In just over a year, more than 100,000 copies of "Yourself!Fitness" have been sold, a drop in the bucket compared with the mammoth sales of traditional games. But at-home exercisers, out-of-shape novices and video game players who have tried the game say they enjoy combining exercise with a video game and that, with consistent use, it helps boost fitness. Some fitness experts warn that video coaching is a poor substitute for good one-on-one training. Still, for the price of a few sessions with a trainer at a gym, people can "hire" a cybertrainer who can meet them anytime they like and who is knowledgeable about fitness.

"Everybody needs feedback, and it's a heck of a lot cheaper than paying a trainer," said Doug Lowenstein, the president of the Entertainment Software Association.

Watching you, too

Personal training video games use various techniques to gauge a player's fitness. Before starting workouts with "Yourself!Fitness," players take a test that assesses their cardiovascular fitness, strength and flexibility. Then Maya suggests exercises -- including strength training, yoga, Pilates and step aerobics -- that target areas of weakness. Periodically, she asks the player to rate the difficulty of the drills, so she can intensify the workout if need be.

"The more input you give her, the more personalized the workout becomes," said Phineas Barnes, the chief executive of ResponDesign, which created the game.
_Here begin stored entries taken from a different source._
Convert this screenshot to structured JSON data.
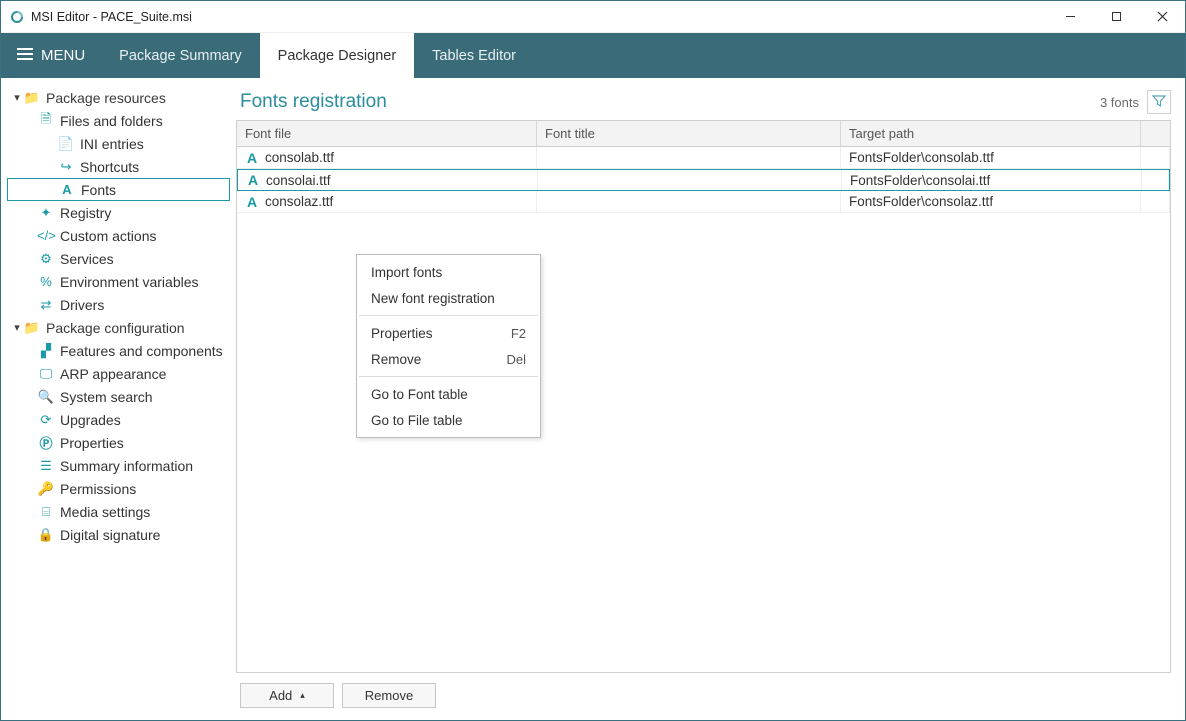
{
  "titlebar": {
    "title": "MSI Editor - PACE_Suite.msi"
  },
  "menubar": {
    "menu_label": "MENU",
    "tabs": [
      {
        "label": "Package Summary"
      },
      {
        "label": "Package Designer"
      },
      {
        "label": "Tables Editor"
      }
    ],
    "active_tab_index": 1
  },
  "sidebar": {
    "groups": [
      {
        "label": "Package resources",
        "children": [
          {
            "label": "Files and folders",
            "icon": "file-icon",
            "children": [
              {
                "label": "INI entries",
                "icon": "ini-icon"
              },
              {
                "label": "Shortcuts",
                "icon": "shortcut-icon"
              },
              {
                "label": "Fonts",
                "icon": "font-icon",
                "selected": true
              }
            ]
          },
          {
            "label": "Registry",
            "icon": "registry-icon"
          },
          {
            "label": "Custom actions",
            "icon": "code-icon"
          },
          {
            "label": "Services",
            "icon": "gear-icon"
          },
          {
            "label": "Environment variables",
            "icon": "percent-icon"
          },
          {
            "label": "Drivers",
            "icon": "swap-icon"
          }
        ]
      },
      {
        "label": "Package configuration",
        "children": [
          {
            "label": "Features and components",
            "icon": "puzzle-icon"
          },
          {
            "label": "ARP appearance",
            "icon": "monitor-icon"
          },
          {
            "label": "System search",
            "icon": "search-icon"
          },
          {
            "label": "Upgrades",
            "icon": "refresh-icon"
          },
          {
            "label": "Properties",
            "icon": "p-icon"
          },
          {
            "label": "Summary information",
            "icon": "lines-icon"
          },
          {
            "label": "Permissions",
            "icon": "key-icon"
          },
          {
            "label": "Media settings",
            "icon": "drive-icon"
          },
          {
            "label": "Digital signature",
            "icon": "lock-icon"
          }
        ]
      }
    ]
  },
  "main": {
    "title": "Fonts registration",
    "count_text": "3 fonts",
    "columns": [
      "Font file",
      "Font title",
      "Target path"
    ],
    "rows": [
      {
        "file": "consolab.ttf",
        "title": "",
        "path": "FontsFolder\\consolab.ttf"
      },
      {
        "file": "consolai.ttf",
        "title": "",
        "path": "FontsFolder\\consolai.ttf",
        "selected": true
      },
      {
        "file": "consolaz.ttf",
        "title": "",
        "path": "FontsFolder\\consolaz.ttf"
      }
    ]
  },
  "context_menu": {
    "items": [
      {
        "label": "Import fonts"
      },
      {
        "label": "New font registration"
      },
      {
        "sep": true
      },
      {
        "label": "Properties",
        "shortcut": "F2"
      },
      {
        "label": "Remove",
        "shortcut": "Del"
      },
      {
        "sep": true
      },
      {
        "label": "Go to Font table"
      },
      {
        "label": "Go to File table"
      }
    ]
  },
  "footer": {
    "add_label": "Add",
    "remove_label": "Remove"
  }
}
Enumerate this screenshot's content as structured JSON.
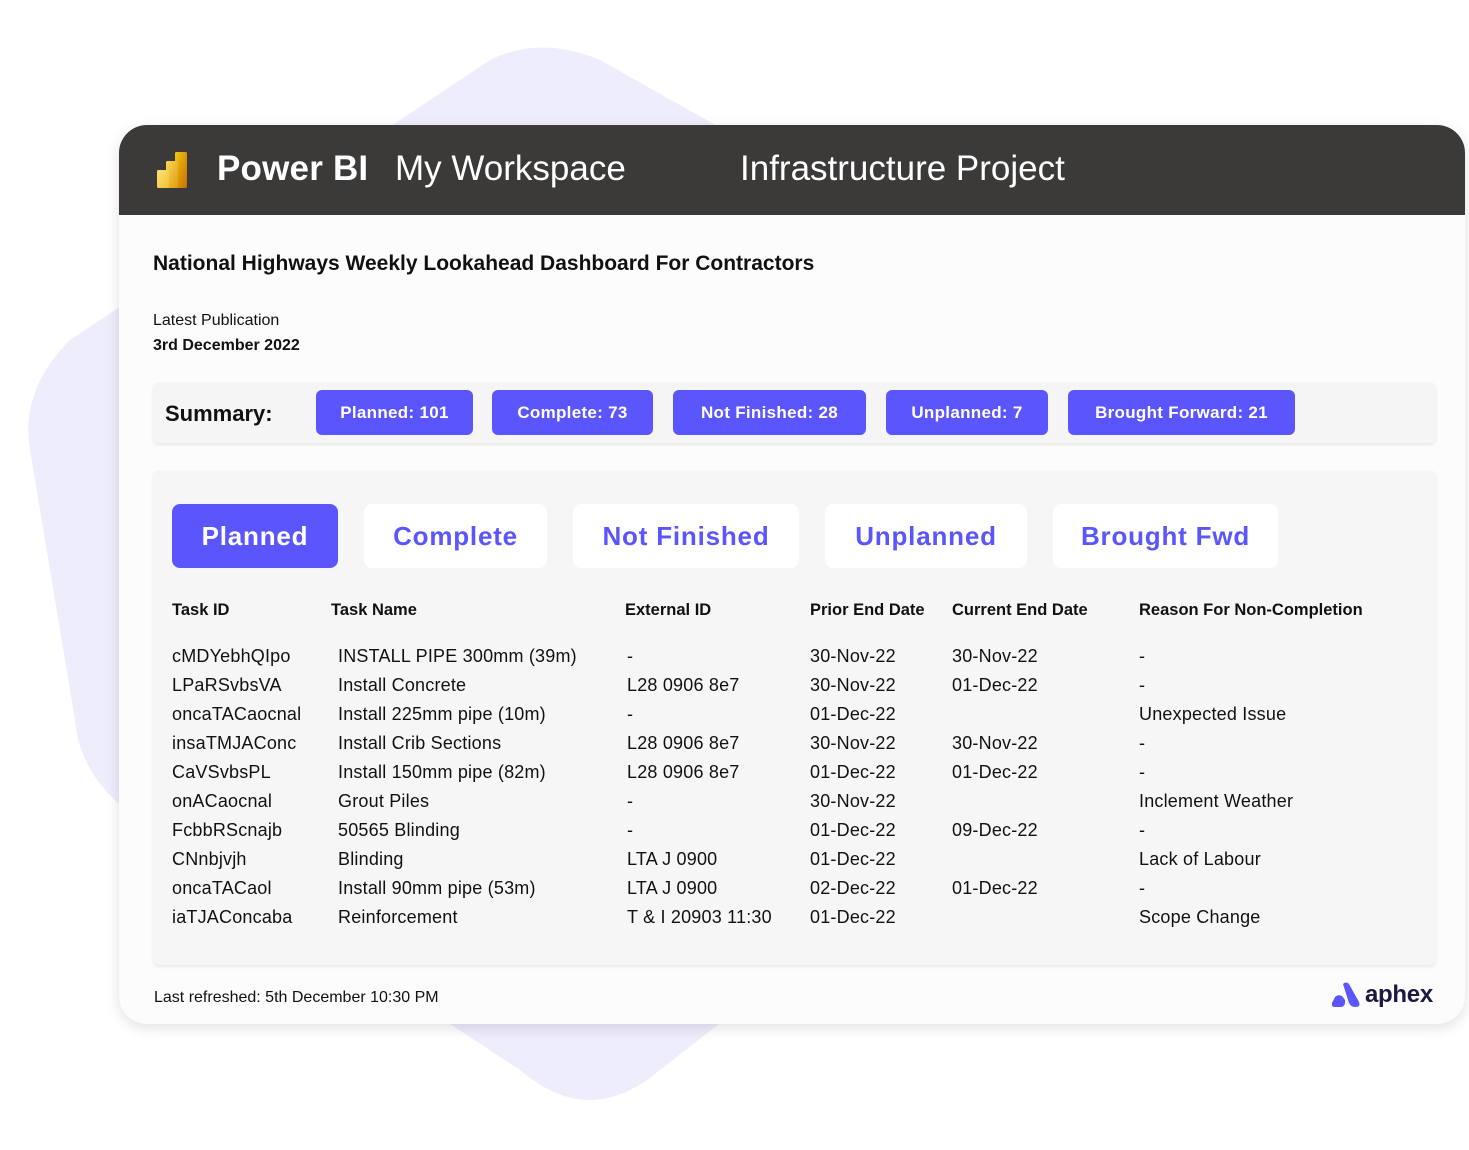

"EyeToy Kinetic," a personal training game created by Sony Computer Entertainment Europe and Nike Motionworks, assesses a player's progress more directly. The "EyeToy" camera captures the player's movements and beams them on screen. The object of one game is to dodge some falling balls while hitting others with a deft punch or kick. If a player fails to evade the balls, a trainer offers advice.

"Kinetic" offers two trainers: either British Anna, whose coaching style is firm but polite, or her take-charge American counterpart, Matt. Both provide pointers and encouragement as they lead players through kickboxing, yoga, tai chi or cardiovascular drills like the ball drop game.

Kristen Dennis, who grew up playing old-fashioned combat games, said once she starts playing "Kinetic" she never quits, even if she tires. "I'm not going to stop because I know it's going to lower my score," said Dennis, 22, who is a research coordinator in the psychology department at Duke University in Durham. "I don't feel the same way about the elliptical."